Known for performing random acts of kindness, his larger-than-life smile and his upbeat attitude, Kijani dreamed of exploring the world, helping his community by building houses and redeveloping Bermuda and working as a movie director and producer. He loved photography, creating short films and videos and writing film scripts. A visual learner, Kijani excelled in these areas until his life was cut short by tragedy.
“On the day of the accident, January 13, 2020, Kijani wrote a final assignment that read, ‘Someday my life will become so great people will remember me,’” said Mrs Burgess. It gave Kijani’s family another idea.
In addition to the scholarship, the family joined with his friends in his Grade 11 class at Bermuda Institute and launched Pain Into Purpose Bermuda, a campaign to raise awareness of road safety issues and to encourage others to perform random acts of kindness. As part of the concept, the community is asked to wear blue, Kijani’s favourite colour, to remember those who lost their lives on Bermuda’s roads. The inaugural Blue Day was held on January 17, 2020.

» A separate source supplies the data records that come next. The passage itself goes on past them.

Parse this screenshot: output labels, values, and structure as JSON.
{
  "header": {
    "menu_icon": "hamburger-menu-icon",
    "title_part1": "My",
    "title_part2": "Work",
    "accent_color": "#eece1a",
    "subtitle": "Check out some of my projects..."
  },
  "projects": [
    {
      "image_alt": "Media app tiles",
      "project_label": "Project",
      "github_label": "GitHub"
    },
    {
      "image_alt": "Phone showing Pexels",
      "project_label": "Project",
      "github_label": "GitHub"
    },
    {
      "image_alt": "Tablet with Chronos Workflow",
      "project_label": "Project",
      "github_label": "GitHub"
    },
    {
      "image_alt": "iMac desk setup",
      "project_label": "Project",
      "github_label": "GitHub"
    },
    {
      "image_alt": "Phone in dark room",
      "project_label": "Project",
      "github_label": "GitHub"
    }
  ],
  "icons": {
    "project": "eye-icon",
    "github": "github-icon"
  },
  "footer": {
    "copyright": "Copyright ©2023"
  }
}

The pandemic pushed the organisers to use social media as well as traditional media to get the word out about the Blue Day Campaign. The campaign was expanded this year to highlight not only road fatalities, but also people who suffered a loss of limb or other traumas. From January 2016 to the end of March 2021, 8,380 people visited King Edward VII Memorial Hospital because of a road traffic accident.

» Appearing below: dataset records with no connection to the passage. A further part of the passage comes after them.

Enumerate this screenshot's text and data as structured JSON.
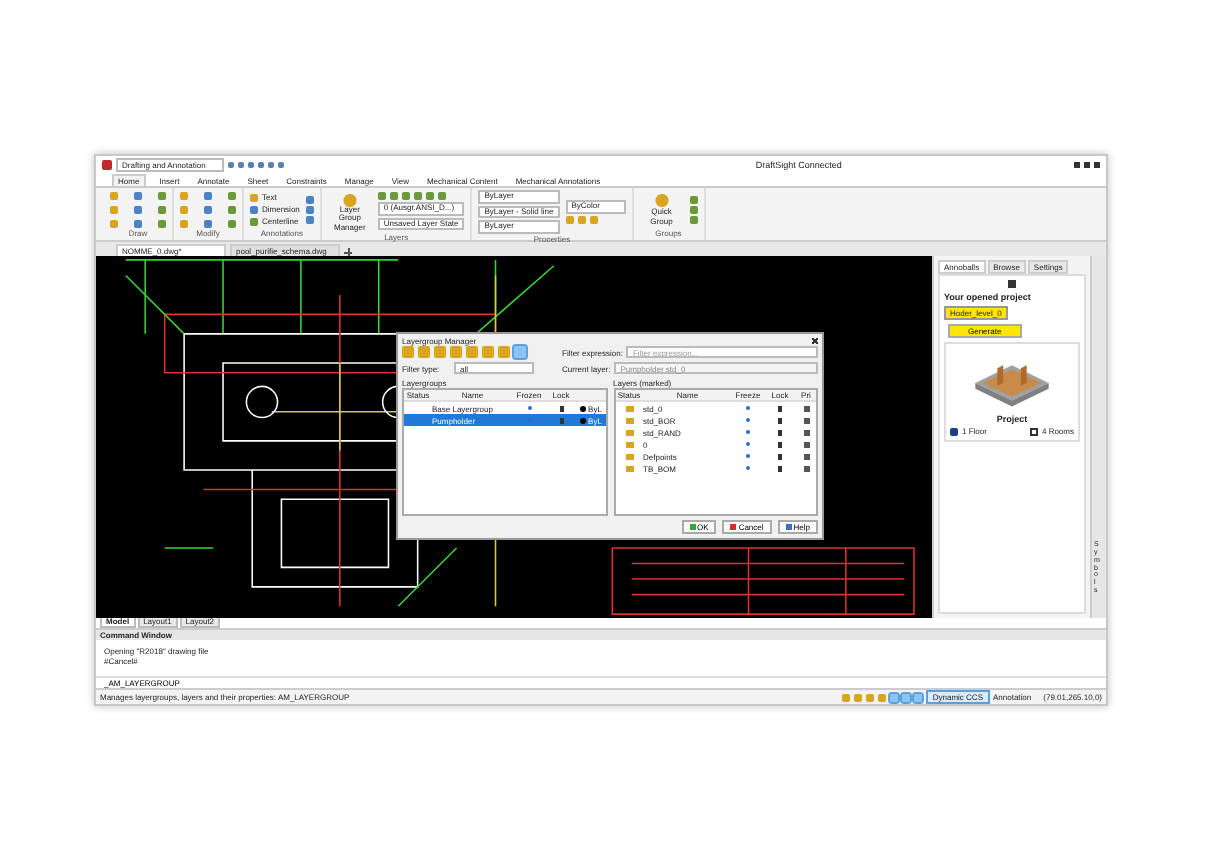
{
  "window": {
    "workspace": "Drafting and Annotation",
    "title": "DraftSight Connected"
  },
  "ribbon_tabs": [
    {
      "label": "Home",
      "selected": true
    },
    {
      "label": "Insert",
      "selected": false
    },
    {
      "label": "Annotate",
      "selected": false
    },
    {
      "label": "Sheet",
      "selected": false
    },
    {
      "label": "Constraints",
      "selected": false
    },
    {
      "label": "Manage",
      "selected": false
    },
    {
      "label": "View",
      "selected": false
    },
    {
      "label": "Mechanical Content",
      "selected": false
    },
    {
      "label": "Mechanical Annotations",
      "selected": false
    }
  ],
  "ribbon_groups": [
    {
      "kind": "icons",
      "name": "Draw"
    },
    {
      "kind": "icons",
      "name": "Modify"
    },
    {
      "kind": "text_tools",
      "name": "Annotations",
      "tools": [
        "Text",
        "Dimension",
        "Centerline"
      ]
    },
    {
      "kind": "layers",
      "name": "Layers",
      "button": "Layer Group Manager",
      "fields": [
        "0 (Ausgr.ANSI_D...)",
        "Unsaved Layer State"
      ]
    },
    {
      "kind": "properties",
      "name": "Properties",
      "fields": [
        "ByLayer",
        "ByLayer - Solid line",
        "ByLayer"
      ],
      "color_field": "ByColor"
    },
    {
      "kind": "groups",
      "name": "Groups",
      "button": "Quick Group"
    }
  ],
  "doc_tabs": [
    {
      "label": "NOMME_0.dwg*",
      "selected": true
    },
    {
      "label": "pool_purifie_schema.dwg",
      "selected": false
    }
  ],
  "dialog": {
    "title": "Layergroup Manager",
    "filter_type_label": "Filter type:",
    "filter_type": "all",
    "filter_expression_label": "Filter expression:",
    "filter_expression_placeholder": "Filter expression...",
    "current_layer_label": "Current layer:",
    "current_layer": "Pumpholder std_0",
    "layergroups_label": "Layergroups",
    "layers_label": "Layers (marked)",
    "group_columns": [
      "Status",
      "Name",
      "Frozen",
      "Lock"
    ],
    "groups": [
      {
        "name": "Base Layergroup",
        "selected": false,
        "color_name": "ByL"
      },
      {
        "name": "Pumpholder",
        "selected": true,
        "color_name": "ByL"
      }
    ],
    "layer_columns": [
      "Status",
      "Name",
      "Freeze",
      "Lock",
      "Pri"
    ],
    "layers": [
      "std_0",
      "std_BOR",
      "std_RAND",
      "0",
      "Defpoints",
      "TB_BOM"
    ],
    "buttons": [
      {
        "kind": "ok",
        "label": "OK"
      },
      {
        "kind": "cancel",
        "label": "Cancel"
      },
      {
        "kind": "help",
        "label": "Help"
      }
    ]
  },
  "side_panel": {
    "tabs": [
      {
        "label": "Annoballs",
        "selected": true
      },
      {
        "label": "Browse",
        "selected": false
      },
      {
        "label": "Settings",
        "selected": false
      }
    ],
    "heading": "Your opened project",
    "project_select": "Hoder_level_0",
    "generate": "Generate",
    "project_label": "Project",
    "floors": "1 Floor",
    "rooms": "4 Rooms",
    "vertical_tab": "Symbols"
  },
  "layout_tabs": [
    {
      "label": "Model",
      "selected": true
    },
    {
      "label": "Layout1",
      "selected": false
    },
    {
      "label": "Layout2",
      "selected": false
    }
  ],
  "command_window": {
    "title": "Command Window",
    "lines": [
      "Opening \"R2018\" drawing file",
      "#Cancel#"
    ],
    "input": "_AM_LAYERGROUP"
  },
  "status_bar": {
    "message": "Manages layergroups, layers and their properties: AM_LAYERGROUP",
    "dynamic": "Dynamic CCS",
    "annotation": "Annotation",
    "coords": "(79.01,265.10,0)"
  }
}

“Families and individuals deal with many elements of grief that people don’t always talk about on this diverse journey of overcoming adversity and the different ways people grieve inclusive of mental health, including anger and loneliness,” Mrs Burgess said.

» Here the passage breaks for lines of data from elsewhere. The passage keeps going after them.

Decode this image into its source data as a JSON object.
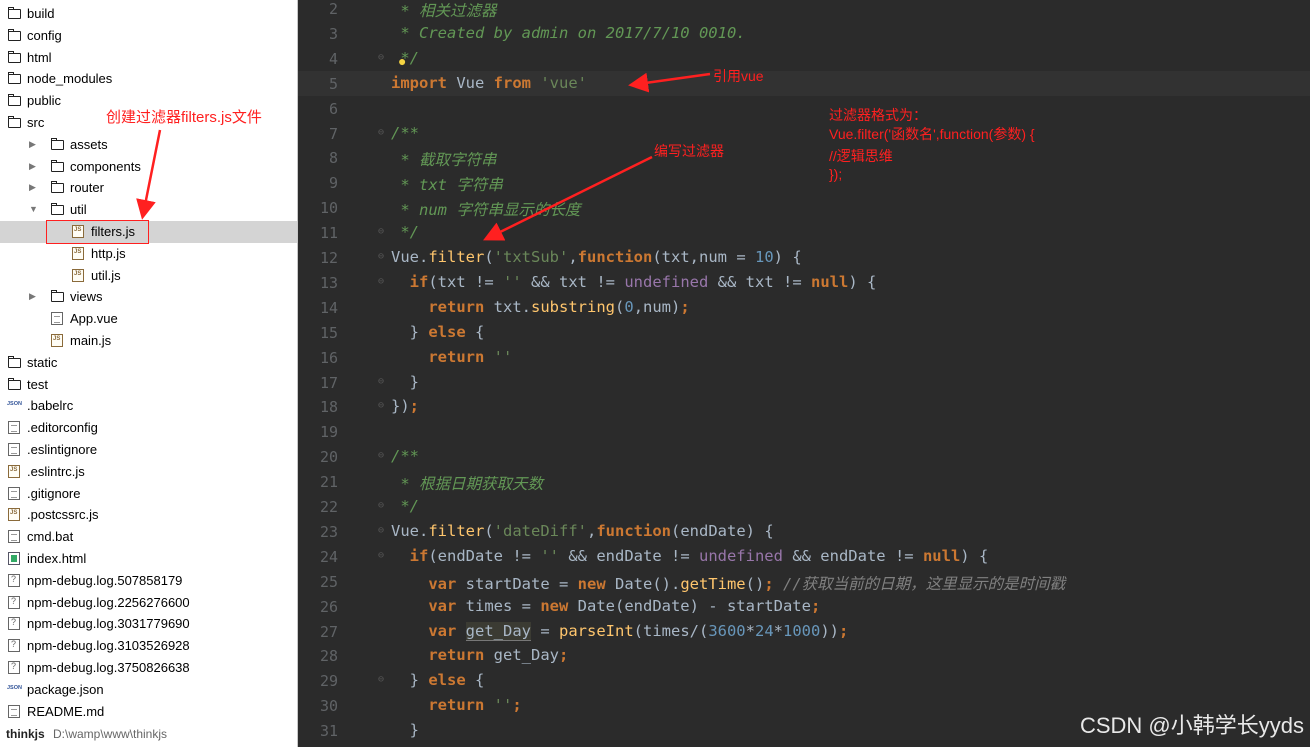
{
  "sidebar": {
    "items": [
      {
        "label": "build",
        "type": "folder",
        "depth": 0
      },
      {
        "label": "config",
        "type": "folder",
        "depth": 0
      },
      {
        "label": "html",
        "type": "folder",
        "depth": 0
      },
      {
        "label": "node_modules",
        "type": "folder",
        "depth": 0
      },
      {
        "label": "public",
        "type": "folder",
        "depth": 0
      },
      {
        "label": "src",
        "type": "folder",
        "depth": 0
      },
      {
        "label": "assets",
        "type": "folder",
        "depth": 1,
        "arrow": "▶"
      },
      {
        "label": "components",
        "type": "folder",
        "depth": 1,
        "arrow": "▶"
      },
      {
        "label": "router",
        "type": "folder",
        "depth": 1,
        "arrow": "▶"
      },
      {
        "label": "util",
        "type": "folder",
        "depth": 1,
        "arrow": "▼"
      },
      {
        "label": "filters.js",
        "type": "js",
        "depth": 2,
        "selected": true
      },
      {
        "label": "http.js",
        "type": "js",
        "depth": 2
      },
      {
        "label": "util.js",
        "type": "js",
        "depth": 2
      },
      {
        "label": "views",
        "type": "folder",
        "depth": 1,
        "arrow": "▶"
      },
      {
        "label": "App.vue",
        "type": "file",
        "depth": 1
      },
      {
        "label": "main.js",
        "type": "js",
        "depth": 1
      },
      {
        "label": "static",
        "type": "folder",
        "depth": 0
      },
      {
        "label": "test",
        "type": "folder",
        "depth": 0
      },
      {
        "label": ".babelrc",
        "type": "json",
        "depth": 0
      },
      {
        "label": ".editorconfig",
        "type": "file",
        "depth": 0
      },
      {
        "label": ".eslintignore",
        "type": "file",
        "depth": 0
      },
      {
        "label": ".eslintrc.js",
        "type": "js",
        "depth": 0
      },
      {
        "label": ".gitignore",
        "type": "file",
        "depth": 0
      },
      {
        "label": ".postcssrc.js",
        "type": "js",
        "depth": 0
      },
      {
        "label": "cmd.bat",
        "type": "file",
        "depth": 0
      },
      {
        "label": "index.html",
        "type": "html",
        "depth": 0
      },
      {
        "label": "npm-debug.log.507858179",
        "type": "log",
        "depth": 0
      },
      {
        "label": "npm-debug.log.2256276600",
        "type": "log",
        "depth": 0
      },
      {
        "label": "npm-debug.log.3031779690",
        "type": "log",
        "depth": 0
      },
      {
        "label": "npm-debug.log.3103526928",
        "type": "log",
        "depth": 0
      },
      {
        "label": "npm-debug.log.3750826638",
        "type": "log",
        "depth": 0
      },
      {
        "label": "package.json",
        "type": "json",
        "depth": 0
      },
      {
        "label": "README.md",
        "type": "file",
        "depth": 0
      }
    ],
    "project_name": "thinkjs",
    "project_path": "D:\\wamp\\www\\thinkjs"
  },
  "editor": {
    "lines": [
      {
        "n": "2",
        "fold": "",
        "html": "<span class=\"cm\"> * 相关过滤器</span>"
      },
      {
        "n": "3",
        "fold": "",
        "html": "<span class=\"cm\"> * Created by admin on 2017/7/10 0010.</span>"
      },
      {
        "n": "4",
        "fold": "⊖",
        "html": "<span class=\"cm\"> */</span>"
      },
      {
        "n": "5",
        "fold": "",
        "current": true,
        "html": "<span class=\"kw\">import</span> Vue <span class=\"kw\">from</span> <span class=\"str\">'vue'</span>"
      },
      {
        "n": "6",
        "fold": "",
        "html": ""
      },
      {
        "n": "7",
        "fold": "⊖",
        "html": "<span class=\"cm\">/**</span>"
      },
      {
        "n": "8",
        "fold": "",
        "html": "<span class=\"cm\"> * 截取字符串</span>"
      },
      {
        "n": "9",
        "fold": "",
        "html": "<span class=\"cm\"> * txt 字符串</span>"
      },
      {
        "n": "10",
        "fold": "",
        "html": "<span class=\"cm\"> * num 字符串显示的长度</span>"
      },
      {
        "n": "11",
        "fold": "⊖",
        "html": "<span class=\"cm\"> */</span>"
      },
      {
        "n": "12",
        "fold": "⊖",
        "html": "Vue.<span class=\"fn\">filter</span>(<span class=\"str\">'txtSub'</span>,<span class=\"kw\">function</span>(txt,num = <span class=\"num\">10</span>) {"
      },
      {
        "n": "13",
        "fold": "⊖",
        "html": "  <span class=\"kw\">if</span>(txt != <span class=\"str\">''</span> &amp;&amp; txt != <span class=\"purple\">undefined</span> &amp;&amp; txt != <span class=\"kw\">null</span>) {"
      },
      {
        "n": "14",
        "fold": "",
        "html": "    <span class=\"kw\">return</span> txt.<span class=\"fn\">substring</span>(<span class=\"num\">0</span>,num)<span class=\"kw\">;</span>"
      },
      {
        "n": "15",
        "fold": "",
        "html": "  } <span class=\"kw\">else</span> {"
      },
      {
        "n": "16",
        "fold": "",
        "html": "    <span class=\"kw\">return</span> <span class=\"str\">''</span>"
      },
      {
        "n": "17",
        "fold": "⊖",
        "html": "  }"
      },
      {
        "n": "18",
        "fold": "⊖",
        "html": "})<span class=\"kw\">;</span>"
      },
      {
        "n": "19",
        "fold": "",
        "html": ""
      },
      {
        "n": "20",
        "fold": "⊖",
        "html": "<span class=\"cm\">/**</span>"
      },
      {
        "n": "21",
        "fold": "",
        "html": "<span class=\"cm\"> * 根据日期获取天数</span>"
      },
      {
        "n": "22",
        "fold": "⊖",
        "html": "<span class=\"cm\"> */</span>"
      },
      {
        "n": "23",
        "fold": "⊖",
        "html": "Vue.<span class=\"fn\">filter</span>(<span class=\"str\">'dateDiff'</span>,<span class=\"kw\">function</span>(endDate) {"
      },
      {
        "n": "24",
        "fold": "⊖",
        "html": "  <span class=\"kw\">if</span>(endDate != <span class=\"str\">''</span> &amp;&amp; endDate != <span class=\"purple\">undefined</span> &amp;&amp; endDate != <span class=\"kw\">null</span>) {"
      },
      {
        "n": "25",
        "fold": "",
        "html": "    <span class=\"kw\">var</span> startDate = <span class=\"kw\">new</span> Date().<span class=\"fn\">getTime</span>()<span class=\"kw\">;</span> <span class=\"ln-cm\">//获取当前的日期，这里显示的是时间戳</span>"
      },
      {
        "n": "26",
        "fold": "",
        "html": "    <span class=\"kw\">var</span> times = <span class=\"kw\">new</span> Date(endDate) - startDate<span class=\"kw\">;</span>"
      },
      {
        "n": "27",
        "fold": "",
        "html": "    <span class=\"kw\">var</span> <span class=\"hl\">get_Day</span> = <span class=\"fn\">parseInt</span>(times/(<span class=\"num\">3600</span>*<span class=\"num\">24</span>*<span class=\"num\">1000</span>))<span class=\"kw\">;</span>"
      },
      {
        "n": "28",
        "fold": "",
        "html": "    <span class=\"kw\">return</span> get_Day<span class=\"kw\">;</span>"
      },
      {
        "n": "29",
        "fold": "⊖",
        "html": "  } <span class=\"kw\">else</span> {"
      },
      {
        "n": "30",
        "fold": "",
        "html": "    <span class=\"kw\">return</span> <span class=\"str\">''</span><span class=\"kw\">;</span>"
      },
      {
        "n": "31",
        "fold": "",
        "html": "  }"
      }
    ]
  },
  "annotations": {
    "create_file": "创建过滤器filters.js文件",
    "import_vue": "引用vue",
    "write_filter": "编写过滤器",
    "format_title": "过滤器格式为：",
    "format_line1": "Vue.filter('函数名',function(参数) {",
    "format_line2": "//逻辑思维",
    "format_line3": "});"
  },
  "watermark": "CSDN @小韩学长yyds",
  "colors": {
    "annotation": "#ff2020",
    "editor_bg": "#2b2b2b",
    "keyword": "#cc7832",
    "string": "#6a8759",
    "comment": "#629755"
  }
}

The entire community can participate each year, on the second Friday of January, by wearing the colour blue and taking part in random acts of kindness in remembrance of people who have died or been injured in accidents. Sadly, it’s an issue many people are all too aware of – 23 people lost their lives on Bermuda’s roads in 2020 and 2021. According to Mrs Burgess, that’s 23 too many.
“The message we would like everyone to take away from the campaign is that road safety is a ‘we’ problem, involving pedestrians, cyclists, motorists and car/ bus/truck drivers,” she said. “Wellness is for all, including learning healthy grieving processes, prioritising mental health and navigating injury and rehabilitation. We are all on diverse journeys when it comes to road safety and wellness awareness.”
The PainIntoPurpose team’s goal is to assist people who cannot afford grief counselling with counselling sessions and to provide cards or flowers to families in the wake of a road traffic fatality.
“Our ultimate goal is to raise funds to create a grief resource book for families written by the loved ones of persons who have been lost on Bermuda’s roads,” Mrs Burgess said. “We would like to also organise a monthly grief counselling programme with the assistance of counsellors. This would include 30 minutes per person with a counsellor to provide people with an expert to guide them in the right direction during their grieving process for free.”
Going forward, her vision is to create a better Bermuda through action, by empowering the island and its community to turn their pain into purpose. The PainIntoPurpose Bermuda campaign was this year embraced by the University of California, Berkeley, which observed its first Blue Day on January 24 with a video tribute to Kijani and other Bermudians who died tragically.